Valproate in Late Life Schizophrenia
Study Details
Study Description
Brief Summary
The purpose of this research study is to analyze the effectiveness and tolerability of a medication, valproate ( Depakote and Depakote ER), in individuals age 50 years and older who have schizophrenia.
Condition or Disease | Intervention/Treatment | Phase |
---|---|---|
Phase 4 |
Detailed Description
It is known that up to 30% of individuals with schizophrenia continue to have symptoms even when treated with current FDA-approved medications intended to treat their schizophrenia. Anticonvulsant medications such as valproate (Depakote and Depakote ER) are known to be effective for related conditions such as bipolar disorder (manic depressive illness), and are also used by some physicians in clinical settings in combination with antipsychotic medications to treat symptoms of schizophrenia.

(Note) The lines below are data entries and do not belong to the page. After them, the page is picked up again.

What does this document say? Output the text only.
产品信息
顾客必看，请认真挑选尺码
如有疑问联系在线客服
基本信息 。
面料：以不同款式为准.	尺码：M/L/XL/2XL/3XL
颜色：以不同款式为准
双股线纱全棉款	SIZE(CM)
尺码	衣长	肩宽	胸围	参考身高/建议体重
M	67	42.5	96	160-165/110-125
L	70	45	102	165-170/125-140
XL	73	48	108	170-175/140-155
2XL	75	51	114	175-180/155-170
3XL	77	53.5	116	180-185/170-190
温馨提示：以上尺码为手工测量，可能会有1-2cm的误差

Currently Depakote and Depakote ER are approved by the FDA to treat bipolar disorder and to treat seizure disorder. This study will test to see if Depakote and Depakote ER may improve symptoms of schizophrenia as well when added to antipsychotic medications.
Study Design
Arms and Interventions
Arm | Intervention/Treatment |
---|---|
Experimental: valproate All participants received open-label, add-on valproate. |
Drug: Valproate
Enrolled individuals received adjunctive, open-label valproate semisodium, initially started as valproate semisodium delayed -release 250 mg at bedtime for two weeks, then changed to valproate semisodium extended- release 500 mg at bedtime. Medication was administered on an outpatient/ambulatory basis, and adjusted as tolerated to target serum levels of 50-100 µg/mL. In cases where sedation or other side effects occurred, dosage was reduced. Valproate semisodium was prescribed in a single dose at bedtime.
Other Names:
|
Outcome Measures
Primary Outcome Measures
- Change in Schizophrenia Psychopathology as Assessed by the Positive and Negative Symptom Scale (PANSS) [Baseline to 12 weeks]

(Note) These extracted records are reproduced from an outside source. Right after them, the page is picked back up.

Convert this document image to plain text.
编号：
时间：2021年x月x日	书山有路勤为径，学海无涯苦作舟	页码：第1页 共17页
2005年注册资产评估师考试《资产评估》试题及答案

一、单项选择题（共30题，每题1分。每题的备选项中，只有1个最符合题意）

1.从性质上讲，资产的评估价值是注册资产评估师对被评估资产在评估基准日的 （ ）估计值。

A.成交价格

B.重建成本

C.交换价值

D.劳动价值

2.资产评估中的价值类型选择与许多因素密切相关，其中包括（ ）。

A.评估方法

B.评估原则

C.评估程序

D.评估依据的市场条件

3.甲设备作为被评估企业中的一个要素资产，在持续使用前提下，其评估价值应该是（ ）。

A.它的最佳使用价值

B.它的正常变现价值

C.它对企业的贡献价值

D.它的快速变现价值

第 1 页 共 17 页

The best and worst possible overall PANSS scores are 30 and 210 units on a scale, respectively.
Secondary Outcome Measures
- Change in Cognitive Status as Measured by the Mini-mental State Examination (MMSE) [Baseline to 12 weeks]
The best and worst possible overall scores are 31 and 0 units on a scale, respectively.
- Change in Overall Functioning as Measured by the Global Assessment Scale (GAS) [Baseline to 12 weeks]
The best and worst possible GAS scores are 100 and 1 units on a scale, respectively.
- Change in Depression Symptoms as Measured by the Geriatric Depression Scale (GDS) [Baseline to 12 weeks]
The best and worst possible GDS scores are 0 and 30 units on a scale, respectively.
- Change in Overall Mental Health Status as Measure by the Mental Composite Score (MCS) Subscale of the Short Form 36 Health Survey (SF-36) [Baseline to 12 weeks]
The best and worst possible MCS scores are 100 and 1 units on a scale, respectively.
- Change in Physical Health Status as Measure by the Physical Composite Score (PCS) Subscale of the Short Form 36 Health Survey (SF-36) [Baseline to 12 weeks]
The best and worst possible PCS scores are 100 and 0 units on a scale, respectively.
- Change in Extrapyramidal Symptoms as Assessed by the Abnormal Involuntary Movement Scale (AIMS) [Baseline to 12 weeks]
The best and worst possible overall scores are 0 and 28 units on a scale, respectively.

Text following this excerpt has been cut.